The Home Depot incorporation is a company that provides home improvement supplies superstore that sells tools, and construction products. It operates the big stores in United States Canada and Mexico. The Home Depot incorporation is headquartered at the Atlanta Store support; Georgia and the largest home improvement retailer in the US amongst its competitors
such as Lowe’s. The financial analysis of the company presents information on how to determine the time value of money, bond valuation as well as the capital budgeting techniques used by the corporation. The analysis of the aforementioned helps in determining the company’s long-term survival and success.
The Home Depot Inc. present value is calculated by first determining the free cash flow of the business and relates it to the present value. The free cash flow is defined as the cash generated from operation less the cash outlays capital expenditures and dividend. (Turner, 2011).The present value is obtained by discounting the cash flow using the rate of return of 8%. The total cumulative present value for the Home Depot Inc. is $421.7M. The respective cash flow for the company during the period includes 113M, 111M, 108M, 101M and 91M. To ascertain the feasibility of the company an NPV analysis, the company uses sensitivity analysis to explain the extent to which the present value changes. (Brigham, & Houston, 2013)
The changes in the rate of return from 8% to 10% will have an impact on the Present value since the Home Depot Inc. present value will decrease to $401.09M.The reduction in the company’s value makes it unwise to invest in Home deposit Inc. when the rate of return is 10%.. therefore the should the company require selling the Home Depot Inc. in the next five years based on computation, it would be prudent to be sold when the rate of return is 8% since the company would recoup maximum investment assuming the risk and other factors are held constant.
The relationship between the present value and the risk is explained by the time value of money concept. A safe dollar is worth more than a risky dollar. The change in the risk element of the as attributed by the rate of return have a negative implication to the company’s’ present value. The Home Depot Inc. value of the company decreased when the company rate of return changes to 10%. The company’s value drops from 421.7 million to 401.09 million. It implies that the company would be undervalued if sold when the rate of return is 10% as opposed to when the rate of return is 8%.

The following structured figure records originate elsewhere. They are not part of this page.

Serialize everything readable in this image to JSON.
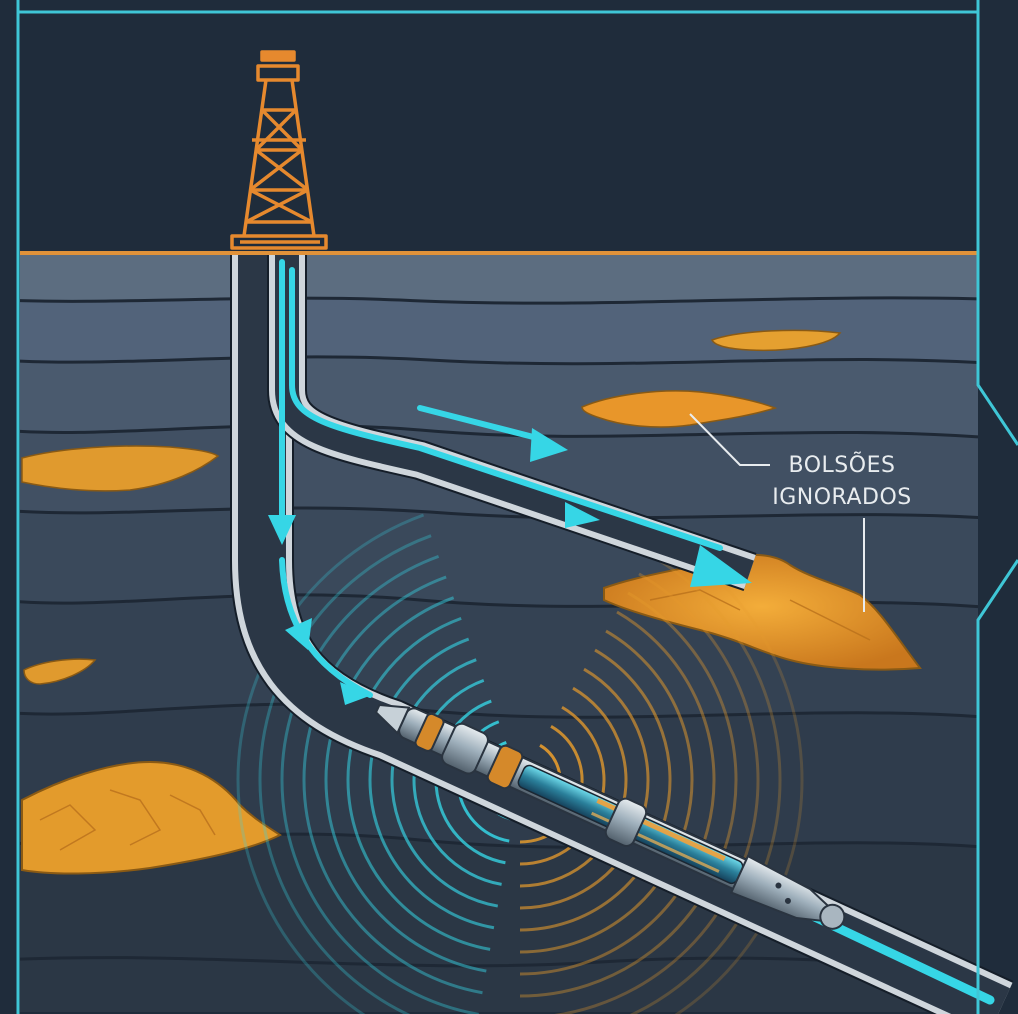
{
  "annotation": {
    "line1": "BOLSÕES",
    "line2": "IGNORADOS"
  },
  "colors": {
    "sky": "#1f2c3b",
    "frame": "#3fc6d6",
    "surface_line": "#e0923a",
    "rig": "#e6892e",
    "oil": "#e59a2c",
    "flow": "#36d6e6",
    "rock_light": "#55667a",
    "rock_mid": "#465668",
    "rock_dark": "#3a4858",
    "rock_deep": "#2f3c4b",
    "pipe_wall": "#cfd6dc"
  }
}
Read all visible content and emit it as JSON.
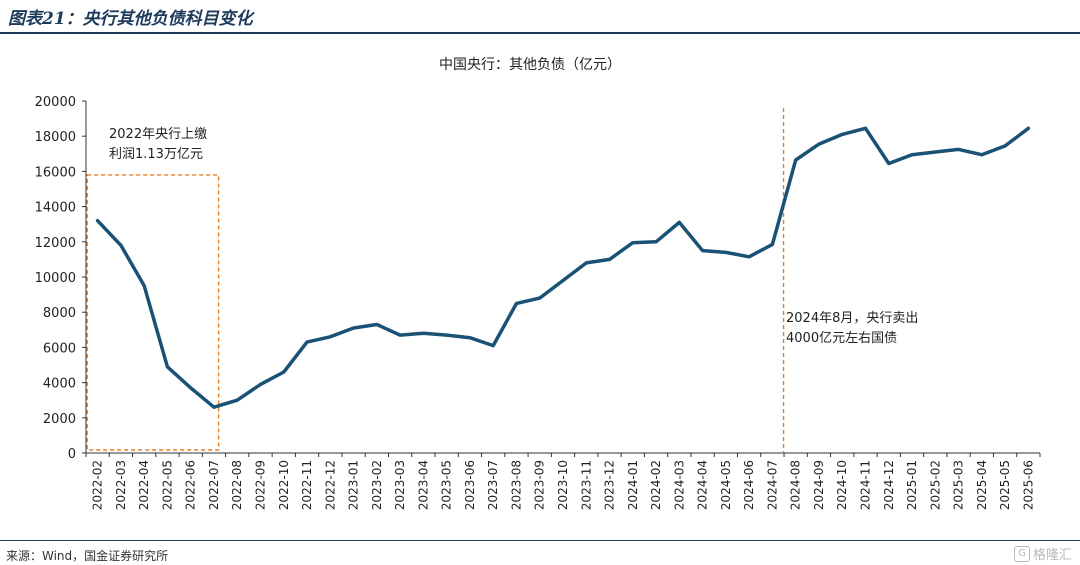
{
  "header": {
    "title": "图表21：央行其他负债科目变化"
  },
  "footer": {
    "source": "来源：Wind，国金证券研究所",
    "watermark": "格隆汇",
    "watermark_mark": "G"
  },
  "chart_data": {
    "type": "line",
    "title": "中国央行：其他负债（亿元）",
    "xlabel": "",
    "ylabel": "",
    "ylim": [
      0,
      20000
    ],
    "yticks": [
      0,
      2000,
      4000,
      6000,
      8000,
      10000,
      12000,
      14000,
      16000,
      18000,
      20000
    ],
    "grid": false,
    "line_color": "#1a5276",
    "annotation_color": "#e67e22",
    "x": [
      "2022-02",
      "2022-03",
      "2022-04",
      "2022-05",
      "2022-06",
      "2022-07",
      "2022-08",
      "2022-09",
      "2022-10",
      "2022-11",
      "2022-12",
      "2023-01",
      "2023-02",
      "2023-03",
      "2023-04",
      "2023-05",
      "2023-06",
      "2023-07",
      "2023-08",
      "2023-09",
      "2023-10",
      "2023-11",
      "2023-12",
      "2024-01",
      "2024-02",
      "2024-03",
      "2024-04",
      "2024-05",
      "2024-06",
      "2024-07",
      "2024-08",
      "2024-09",
      "2024-10",
      "2024-11",
      "2024-12",
      "2025-01",
      "2025-02",
      "2025-03",
      "2025-04",
      "2025-05",
      "2025-06"
    ],
    "series": [
      {
        "values": [
          13200,
          11800,
          9500,
          4900,
          3700,
          2600,
          3000,
          3900,
          4600,
          6300,
          6600,
          7100,
          7300,
          6700,
          6800,
          6700,
          6550,
          6100,
          8500,
          8800,
          9800,
          10800,
          11000,
          11950,
          12000,
          13100,
          11500,
          11400,
          11150,
          11850,
          16650,
          17550,
          18100,
          18450,
          16450,
          16950,
          17100,
          17250,
          16950,
          17450,
          18450
        ]
      }
    ],
    "annotations": [
      {
        "text_lines": [
          "2022年央行上缴",
          "利润1.13万亿元"
        ],
        "box_from": "2022-02",
        "box_to": "2022-07",
        "box_ymin": 0,
        "box_ymax": 15800
      },
      {
        "text_lines": [
          "2024年8月，央行卖出",
          "4000亿元左右国债"
        ],
        "vline_at": "2024-07"
      }
    ]
  }
}
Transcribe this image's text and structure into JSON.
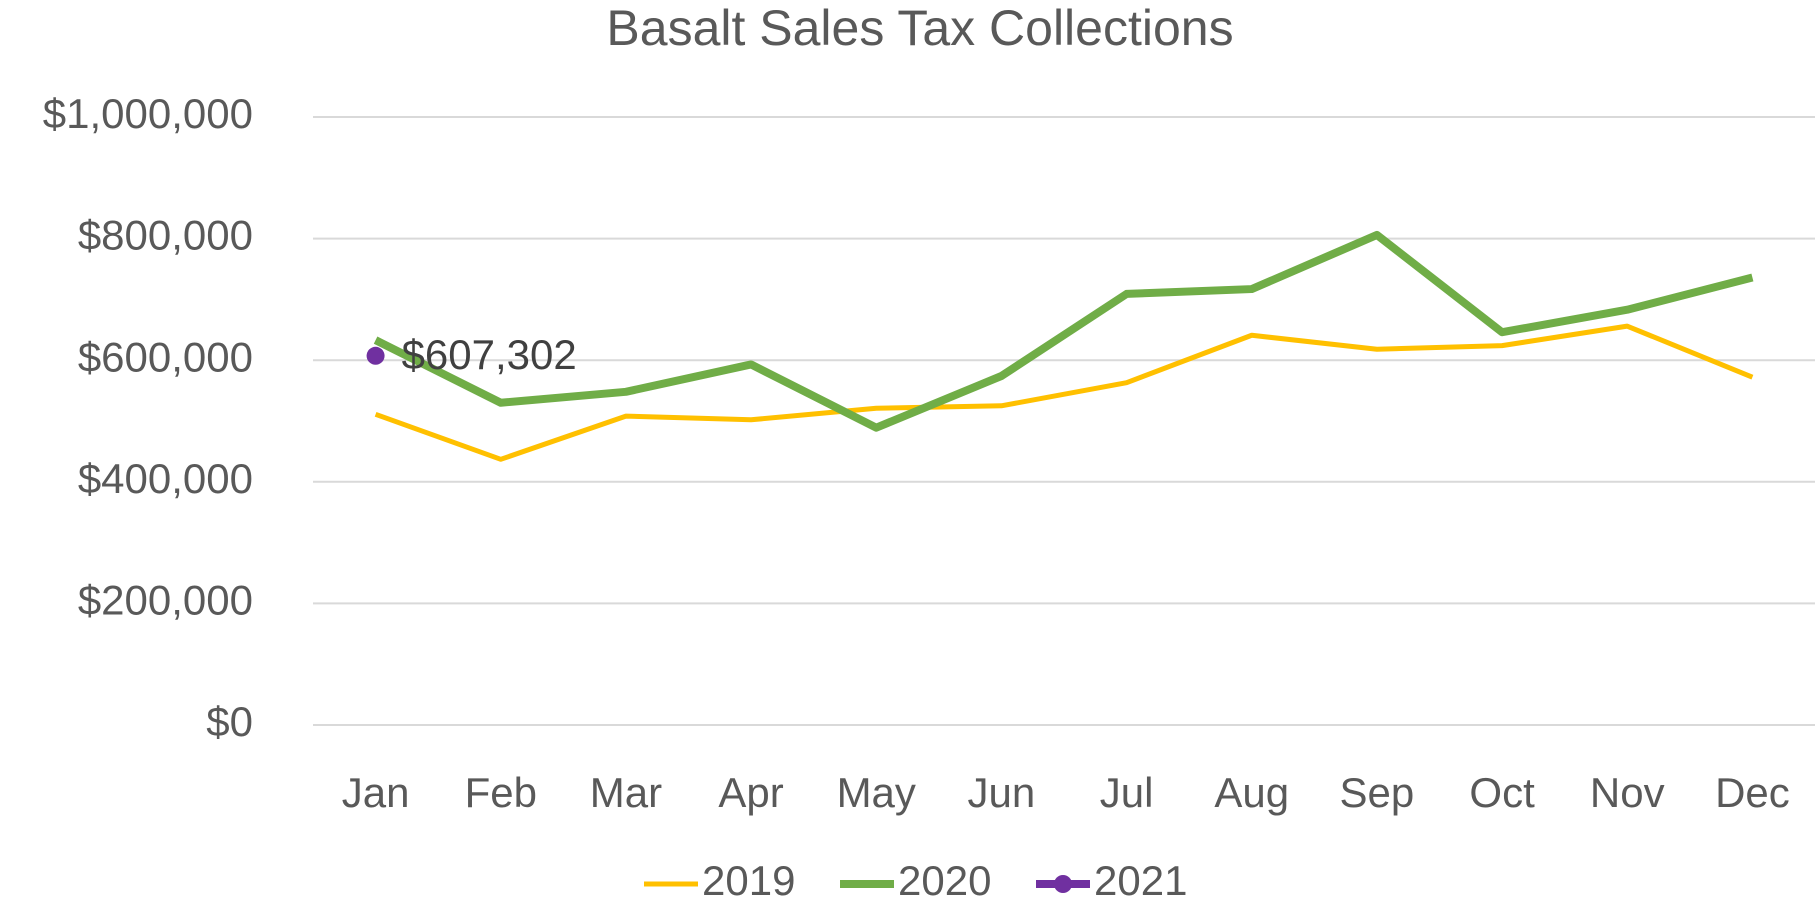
{
  "chart_data": {
    "type": "line",
    "title": "Basalt Sales Tax Collections",
    "categories": [
      "Jan",
      "Feb",
      "Mar",
      "Apr",
      "May",
      "Jun",
      "Jul",
      "Aug",
      "Sep",
      "Oct",
      "Nov",
      "Dec"
    ],
    "series": [
      {
        "name": "2019",
        "color": "#ffc000",
        "values": [
          511000,
          437000,
          508000,
          502000,
          521000,
          525000,
          563000,
          641000,
          618000,
          624000,
          656000,
          572000
        ]
      },
      {
        "name": "2020",
        "color": "#70ad47",
        "values": [
          633000,
          530000,
          548000,
          593000,
          489000,
          574000,
          709000,
          717000,
          806000,
          646000,
          683000,
          736000
        ]
      },
      {
        "name": "2021",
        "color": "#7030a0",
        "marker": true,
        "values": [
          607302,
          null,
          null,
          null,
          null,
          null,
          null,
          null,
          null,
          null,
          null,
          null
        ],
        "value_labels": [
          "$607,302",
          null,
          null,
          null,
          null,
          null,
          null,
          null,
          null,
          null,
          null,
          null
        ]
      }
    ],
    "ylim": [
      0,
      1000000
    ],
    "yticks": [
      {
        "value": 0,
        "label": "$0"
      },
      {
        "value": 200000,
        "label": "$200,000"
      },
      {
        "value": 400000,
        "label": "$400,000"
      },
      {
        "value": 600000,
        "label": "$600,000"
      },
      {
        "value": 800000,
        "label": "$800,000"
      },
      {
        "value": 1000000,
        "label": "$1,000,000"
      }
    ],
    "grid": true,
    "legend": "bottom"
  }
}
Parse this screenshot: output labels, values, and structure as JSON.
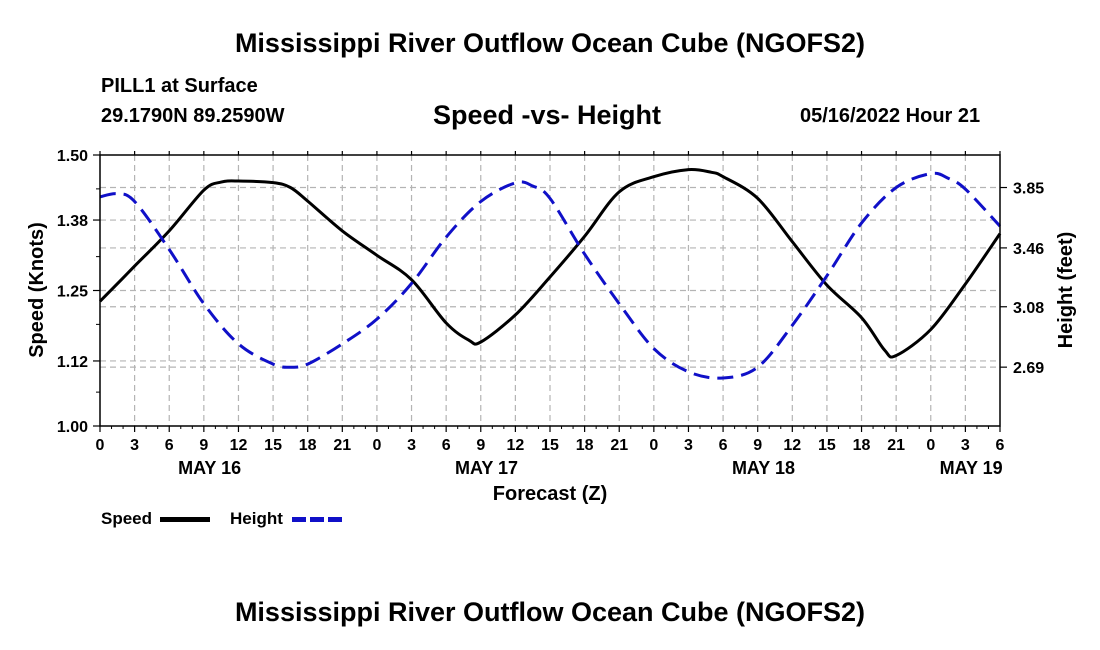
{
  "header": {
    "title": "Mississippi River Outflow Ocean Cube (NGOFS2)",
    "station": "PILL1 at Surface",
    "coordinates": "29.1790N  89.2590W",
    "subtitle": "Speed -vs- Height",
    "datetime": "05/16/2022 Hour 21"
  },
  "footer": {
    "title": "Mississippi River Outflow Ocean Cube (NGOFS2)"
  },
  "legend": {
    "items": [
      {
        "label": "Speed",
        "color": "#000000"
      },
      {
        "label": "Height",
        "color": "#1010c8"
      }
    ]
  },
  "chart_data": {
    "type": "line",
    "title": "Speed -vs- Height",
    "xlabel": "Forecast (Z)",
    "ylabel": "Speed (Knots)",
    "y2label": "Height (feet)",
    "xlim": [
      0,
      78
    ],
    "ylim": [
      1.0,
      1.5
    ],
    "y2lim": [
      2.31,
      4.06
    ],
    "grid": true,
    "x_tick_values": [
      0,
      3,
      6,
      9,
      12,
      15,
      18,
      21,
      24,
      27,
      30,
      33,
      36,
      39,
      42,
      45,
      48,
      51,
      54,
      57,
      60,
      63,
      66,
      69,
      72,
      75,
      78
    ],
    "x_tick_labels": [
      "0",
      "3",
      "6",
      "9",
      "12",
      "15",
      "18",
      "21",
      "0",
      "3",
      "6",
      "9",
      "12",
      "15",
      "18",
      "21",
      "0",
      "3",
      "6",
      "9",
      "12",
      "15",
      "18",
      "21",
      "0",
      "3",
      "6"
    ],
    "y_ticks": [
      "1.00",
      "1.12",
      "1.25",
      "1.38",
      "1.50"
    ],
    "y2_ticks": [
      "2.69",
      "3.08",
      "3.46",
      "3.85"
    ],
    "day_labels": [
      {
        "label": "MAY 16",
        "x": 9.5
      },
      {
        "label": "MAY 17",
        "x": 33.5
      },
      {
        "label": "MAY 18",
        "x": 57.5
      },
      {
        "label": "MAY 19",
        "x": 75.5
      }
    ],
    "series": [
      {
        "name": "Speed",
        "axis": "left",
        "color": "#000000",
        "dashed": false,
        "x": [
          0,
          3,
          6,
          9,
          10.5,
          12,
          15,
          16.5,
          18,
          21,
          24,
          27,
          30,
          32,
          33,
          36,
          39,
          42,
          45,
          48,
          51,
          53,
          54,
          57,
          60,
          63,
          66,
          68,
          69,
          72,
          75,
          78
        ],
        "values": [
          1.23,
          1.295,
          1.36,
          1.435,
          1.45,
          1.452,
          1.449,
          1.44,
          1.415,
          1.36,
          1.315,
          1.27,
          1.19,
          1.158,
          1.155,
          1.205,
          1.275,
          1.35,
          1.432,
          1.46,
          1.473,
          1.468,
          1.46,
          1.42,
          1.34,
          1.26,
          1.2,
          1.14,
          1.13,
          1.178,
          1.262,
          1.355
        ]
      },
      {
        "name": "Height",
        "axis": "right",
        "color": "#1010c8",
        "dashed": true,
        "x": [
          0,
          1.5,
          3,
          6,
          9,
          12,
          15,
          16.5,
          18,
          21,
          24,
          27,
          30,
          33,
          36,
          37.5,
          39,
          42,
          45,
          48,
          51,
          54,
          57,
          60,
          63,
          66,
          69,
          72,
          73.5,
          75,
          78
        ],
        "values": [
          3.79,
          3.81,
          3.76,
          3.45,
          3.1,
          2.84,
          2.71,
          2.69,
          2.71,
          2.84,
          3.0,
          3.23,
          3.53,
          3.76,
          3.88,
          3.86,
          3.78,
          3.42,
          3.1,
          2.81,
          2.66,
          2.62,
          2.69,
          2.96,
          3.28,
          3.62,
          3.85,
          3.94,
          3.91,
          3.84,
          3.6
        ]
      }
    ]
  }
}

Under the Capital asset pricing model CAPM, it is important to balance risk and return since it enables the investor to determine how aggressive the investor would value its asset. The investor has to consider the risk element. (Shim, & Siegel, 2008).The lower levels of risk are associated with the lowest return. Conversely, higher risk is associated with higher returns. The risk-return trade-off concept highlights the balance between the desire for lowest possible risk element and the highest return. The standard deviation can measure the level of risk. However, it is a misconception that increased risk is associated with higher returns; it only gives a possibility of higher returns and hence could also imply higher losses.it does not guarantee safety at greater risk.
In conclusion, the level of risk varies from one individual to another since some people are risk averse while others are love risk. Therefore, the degree of risk tolerance difference from one person to the other. I would purchase the company’s Investment using the future value when the rate of return is 8% since it will be less costly and yield the maximum return.